The people who perform best are not always the ones with the most visible technical skills. They are often the ones who can combine technical ability with context, judgement, adaptability, and the capacity to work effectively inside changing systems.
For senior leaders, this has practical consequences. Hiring, promotion, learning, and workforce planning all become stronger when capability is assessed more broadly. SHIME helps surface strengths that conventional CV-driven filters can miss.
How to apply it
SHIME is usually role-dependent. You would not expect the same SHIME profile from a data scientist, a compliance officer, and a relationship manager. Their hard skills differ. Their industry knowledge may differ. Even the balance of experience and soft skills will vary according to the demands of the role.
The Fintech Job Report illustrates this clearly.

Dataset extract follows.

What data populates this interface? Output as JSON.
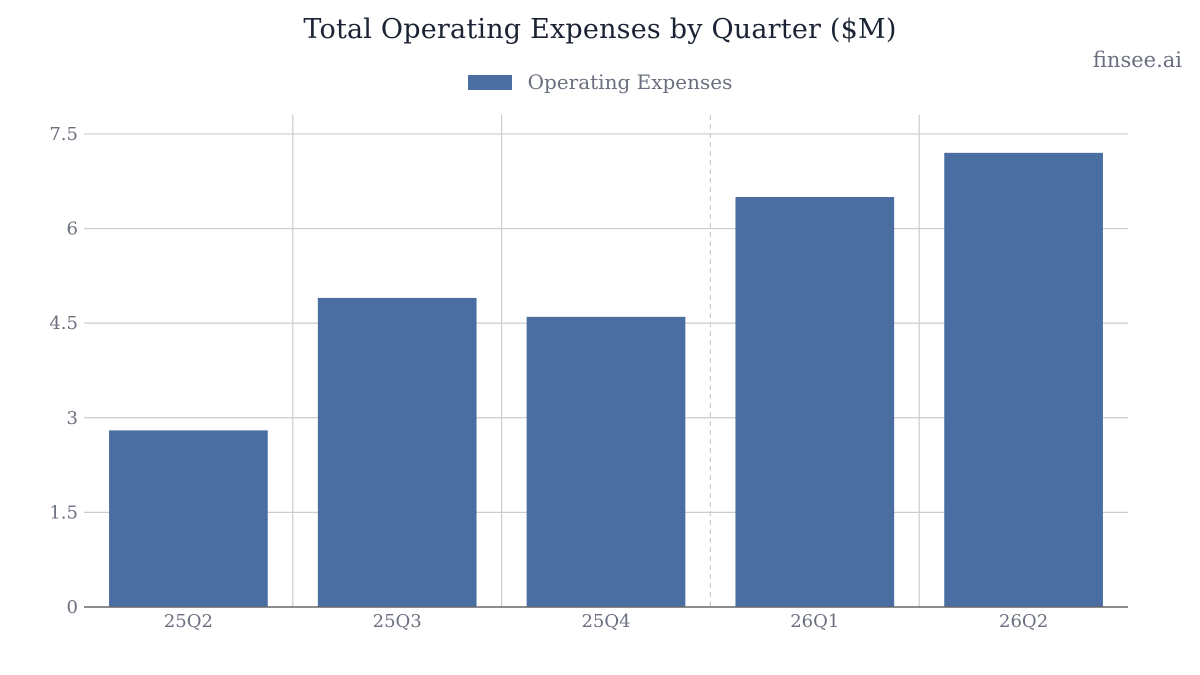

A compliance profile requires regulatory knowledge, investigative discipline, and risk awareness, while data-oriented roles place greater weight on programming, data infrastructure, and analytical problem-solving. SHIME is therefore not a fixed template - it is a structured way to decide which mix of dimensions matters most for a given role.
At the level of an organisation, however, some dimensions may be valued more consistently across roles. Mindset is a good example. In periods of rapid change, organisations may want adaptability, continuous learning, ownership, and comfort with ambiguity to be expected more broadly, even when the hard skills differ sharply between functions.

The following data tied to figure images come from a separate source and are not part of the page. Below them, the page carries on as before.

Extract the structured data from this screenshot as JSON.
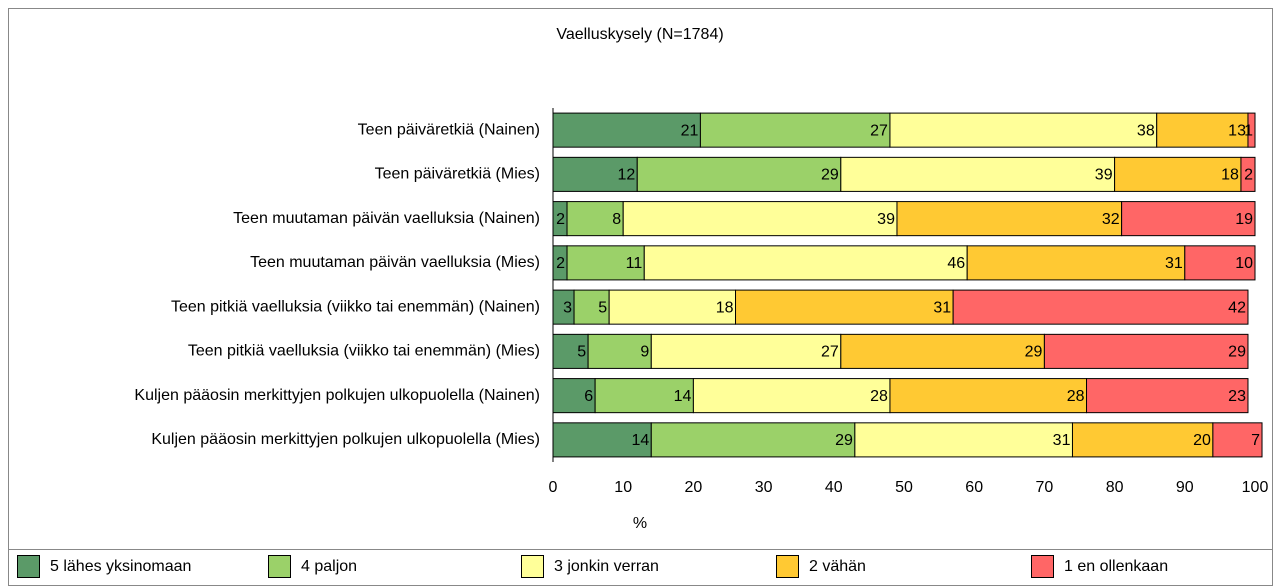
{
  "chart_data": {
    "type": "stacked_barh",
    "title": "Vaelluskysely (N=1784)",
    "categories": [
      "Teen päiväretkiä (Nainen)",
      "Teen päiväretkiä (Mies)",
      "Teen muutaman päivän vaelluksia (Nainen)",
      "Teen muutaman päivän vaelluksia (Mies)",
      "Teen pitkiä vaelluksia (viikko tai enemmän) (Nainen)",
      "Teen pitkiä vaelluksia (viikko tai enemmän) (Mies)",
      "Kuljen pääosin merkittyjen polkujen ulkopuolella (Nainen)",
      "Kuljen pääosin merkittyjen polkujen ulkopuolella (Mies)"
    ],
    "series": [
      {
        "name": "5 lähes yksinomaan",
        "color": "#5b9a68",
        "values": [
          21,
          12,
          2,
          2,
          3,
          5,
          6,
          14
        ]
      },
      {
        "name": "4 paljon",
        "color": "#9bd169",
        "values": [
          27,
          29,
          8,
          11,
          5,
          9,
          14,
          29
        ]
      },
      {
        "name": "3 jonkin verran",
        "color": "#ffff99",
        "values": [
          38,
          39,
          39,
          46,
          18,
          27,
          28,
          31
        ]
      },
      {
        "name": "2 vähän",
        "color": "#ffc933",
        "values": [
          13,
          18,
          32,
          31,
          31,
          29,
          28,
          20
        ]
      },
      {
        "name": "1 en ollenkaan",
        "color": "#ff6666",
        "values": [
          1,
          2,
          19,
          10,
          42,
          29,
          23,
          7
        ]
      }
    ],
    "xlabel": "%",
    "xlim": [
      0,
      100
    ],
    "xticks": [
      0,
      10,
      20,
      30,
      40,
      50,
      60,
      70,
      80,
      90,
      100
    ],
    "grid": false,
    "legend": "bottom"
  }
}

Used well, SHIME can therefore operate at two levels: role by role for precision, and organisation-wide for culture, values, and talent architecture.
Where it has been used
SHIME was developed through CFTE's research on jobs and skills in fintech and has continued to inform broader thinking on capability, talent, and AI-readiness.
It is useful for senior policymakers, CEOs, HR leaders, and educators who need a clearer way to think about workforce capability in fast-changing environments.

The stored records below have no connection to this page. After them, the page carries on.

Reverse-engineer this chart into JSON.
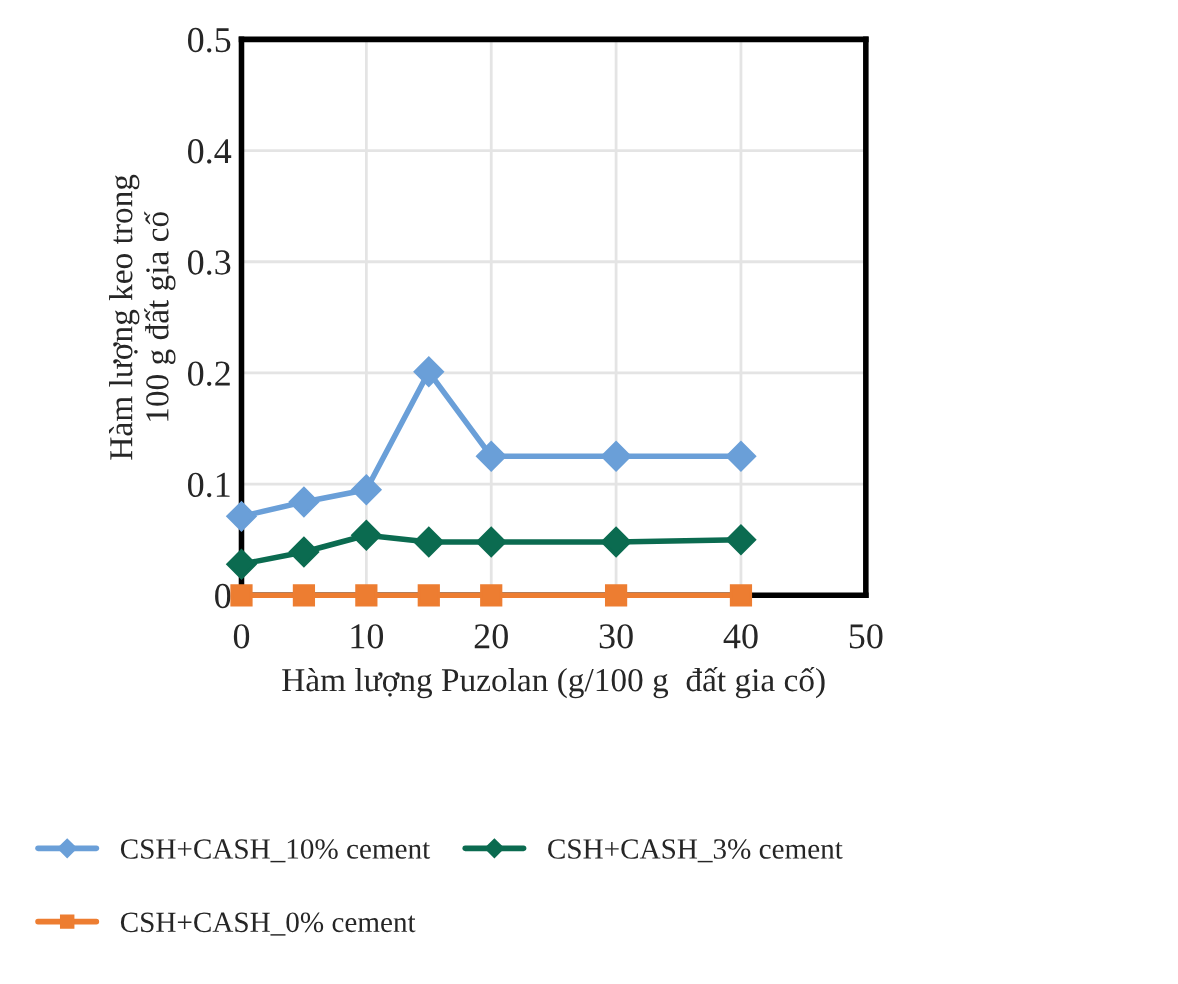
{
  "chart_data": {
    "type": "line",
    "xlabel": "Hàm lượng Puzolan (g/100 g  đất gia cố)",
    "ylabel": "Hàm lượng keo trong\n100 g đất gia cố",
    "x": [
      0,
      5,
      10,
      15,
      20,
      30,
      40
    ],
    "series": [
      {
        "name": "CSH+CASH_10% cement",
        "color": "#6a9fd8",
        "marker": "diamond",
        "values": [
          0.071,
          0.084,
          0.095,
          0.201,
          0.125,
          0.125,
          0.125
        ]
      },
      {
        "name": "CSH+CASH_3% cement",
        "color": "#0b6b50",
        "marker": "diamond",
        "values": [
          0.028,
          0.039,
          0.054,
          0.048,
          0.048,
          0.048,
          0.05
        ]
      },
      {
        "name": "CSH+CASH_0% cement",
        "color": "#ed7d31",
        "marker": "square",
        "values": [
          0,
          0,
          0,
          0,
          0,
          0,
          0
        ]
      }
    ],
    "xlim": [
      0,
      50
    ],
    "xticks": [
      0,
      10,
      20,
      30,
      40,
      50
    ],
    "ylim": [
      0,
      0.5
    ],
    "yticks": [
      0,
      0.1,
      0.2,
      0.3,
      0.4,
      0.5
    ],
    "grid": true,
    "legend": "bottom"
  }
}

Its value is not only descriptive. It helps leaders ask better questions about what they are really selecting for, what they are developing, and what kind of talent system they are building.
Closing
In a world moving quickly, one of the hardest leadership challenges is that it becomes less clear what people need in order to stay valuable. The temptation is to reduce the answer to the most visible things: tools, certificates, or technical skills.
SHIME offers a better lens. It reminds us that real capability is broader, more contextual, and more human than that. And in the age of AI, that broader view matters more, not less.
References
- The Fintech Job Report - CFTE
- The AI-fication of Talents
- CDE Innovation Prism - A Framework for Technological Impact
Summary
SHIME is a skills framework developed by CFTE that identifies five dimensions of capability for understanding readiness in fast-changing, AI-shaped environments:
- S - Soft skills - human qualities that shape communication, collaboration, and influence
- H - Hard skills - measurable technical knowledge and methods
- I - Industry knowledge - contextual understanding of sector dynamics, regulations, and use cases
- M - Mindset - patterns of thinking that influence adaptability, resilience, and judgement
- E - Experience - relevant exposure that connects capability to effective performance
SHIME operates at two levels: role by role for precision, and organisation-wide for culture and talent architecture. Its value is to surface the full range of capability that CV-driven filters typically miss.